Der Ausschöpfung dieser großartigen inneren Potenziale wurde die zu Montessoris Lebzeiten vorherrschende pädagogische Praxis allerdings in keiner Weise gerecht. Vielmehr war der charakteristische Lehransatz jener Zeit vom Bild des sogenannten Nürnberger Trichters geprägt, eben von jenem Versuch, das Kind als das erwähnte leere Gefäß, als von außen formbares, weiches Wachs mit den vermeintlichen Errungenschaften und dem Wissen der Erwachsenenwelt auszustatten und dergestalt zu formen (vgl. Montesssori 1934: 28). Zwar bedient sich die pädagogische Praxis heute wohl kaum noch des Bildes des Nürnberger Trichters, sondern spricht analog der Ideen Montessoris von der Ausgestaltung von Lernumgebungen (vgl. etwa Meyer 2008: 121ff), jedoch bleibt die Orientierung an den individuellen Bedürfnissen des Kindes weit hinter den Forderungen Montessoris zurück. Insbesondere deutlich wird dies in der pädagogischen Praxis der öffentlichen Schulen Nicaraguas, in denen immer noch ein sehr einseitig Lehrer- und Lehrstoff-dominierter Unterricht vorherrscht, der mit Montessoris Gedanken teils heftig kollidiert. Die Formulierung des „Eintrichterns“ der Lerninhalte ist häufig nicht fehl am Platz und beschreibt das stumpfe Auswendiglernen und Reproduzieren von Lerninhalten bis hinein in den mathematischen Unterricht, dessen innere Struktur eigentlich in besonders hohem Maße Verständnis und Vorstellungsvermögen fordert.
Nach Montessori steht sich das Kind einer von der Erwachsenenwelt geschaffenen menschlichen Gesellschaft völlig fremd gegenüber.

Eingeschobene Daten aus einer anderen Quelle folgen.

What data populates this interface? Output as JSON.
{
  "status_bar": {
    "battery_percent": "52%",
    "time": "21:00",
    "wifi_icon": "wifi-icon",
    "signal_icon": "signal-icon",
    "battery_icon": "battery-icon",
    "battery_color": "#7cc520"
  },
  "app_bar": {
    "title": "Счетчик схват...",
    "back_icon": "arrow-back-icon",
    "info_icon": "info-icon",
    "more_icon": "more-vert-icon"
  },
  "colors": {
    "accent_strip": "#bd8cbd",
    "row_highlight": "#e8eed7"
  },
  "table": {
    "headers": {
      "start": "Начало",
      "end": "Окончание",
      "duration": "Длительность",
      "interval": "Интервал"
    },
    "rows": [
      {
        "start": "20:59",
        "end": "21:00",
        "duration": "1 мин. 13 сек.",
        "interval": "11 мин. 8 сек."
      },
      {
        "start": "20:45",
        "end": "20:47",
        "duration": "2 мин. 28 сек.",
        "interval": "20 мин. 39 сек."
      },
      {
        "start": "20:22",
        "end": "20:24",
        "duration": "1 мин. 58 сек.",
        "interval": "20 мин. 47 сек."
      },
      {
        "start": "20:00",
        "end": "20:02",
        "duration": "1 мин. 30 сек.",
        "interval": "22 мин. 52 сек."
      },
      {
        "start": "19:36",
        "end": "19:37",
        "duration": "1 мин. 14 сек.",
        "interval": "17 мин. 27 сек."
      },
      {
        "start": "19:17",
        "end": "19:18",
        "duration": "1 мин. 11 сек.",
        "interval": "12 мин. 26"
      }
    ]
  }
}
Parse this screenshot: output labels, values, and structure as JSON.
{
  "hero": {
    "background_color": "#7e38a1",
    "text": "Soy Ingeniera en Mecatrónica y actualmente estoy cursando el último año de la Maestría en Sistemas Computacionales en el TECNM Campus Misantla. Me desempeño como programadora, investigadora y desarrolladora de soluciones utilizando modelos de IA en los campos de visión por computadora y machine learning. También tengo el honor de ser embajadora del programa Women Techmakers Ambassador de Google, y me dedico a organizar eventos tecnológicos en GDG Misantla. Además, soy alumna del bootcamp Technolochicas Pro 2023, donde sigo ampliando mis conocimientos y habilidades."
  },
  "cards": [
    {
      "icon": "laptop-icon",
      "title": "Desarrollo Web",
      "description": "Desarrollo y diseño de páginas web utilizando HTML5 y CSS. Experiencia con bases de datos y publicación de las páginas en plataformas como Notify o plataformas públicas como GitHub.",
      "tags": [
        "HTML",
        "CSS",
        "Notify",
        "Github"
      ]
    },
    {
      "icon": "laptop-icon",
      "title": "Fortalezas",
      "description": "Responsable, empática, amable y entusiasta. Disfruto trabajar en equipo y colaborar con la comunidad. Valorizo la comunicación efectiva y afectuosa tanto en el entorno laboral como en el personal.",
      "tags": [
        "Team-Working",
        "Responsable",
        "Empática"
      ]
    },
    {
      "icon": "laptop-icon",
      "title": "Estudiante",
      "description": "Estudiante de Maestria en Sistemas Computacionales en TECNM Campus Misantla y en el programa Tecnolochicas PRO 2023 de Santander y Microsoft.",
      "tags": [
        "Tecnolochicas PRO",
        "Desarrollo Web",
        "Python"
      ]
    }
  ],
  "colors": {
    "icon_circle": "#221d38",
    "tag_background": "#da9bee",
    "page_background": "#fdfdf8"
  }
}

„Es ist also ein Wesen, das ganz und gar abseits der von den Menschen geschaffenen sozialen Organisation lebt, ein Fremdling in der künstlichen Welt, die der Mensch neben der Natur und von ihr getrennt sich aufgebaut hat. In der Welt, in die es hineingeboren wird, ist das Kind vorzüglich ein außergesellschaftliches Wesen […]“ (Montessori 1938 a: 9).
Das Kind befindet sich in einer Situation, in der es nicht an der Gestaltung und Organisation menschlicher Gesellschaft partizipieren kann, und „[…] darum das zustande gebrachte Gleichgewicht stört“ (ebenda). Die Erwachsenen formen eine Umgebung, die an den ganz anders gearteten Bedürfnissen des Kindes wenig Interesse zeigt. Vielmehr wird versucht, das Kind für die vorgefertigte Form der Erwachsenenwelt gefügig zu machen und in diese hineinzupressen.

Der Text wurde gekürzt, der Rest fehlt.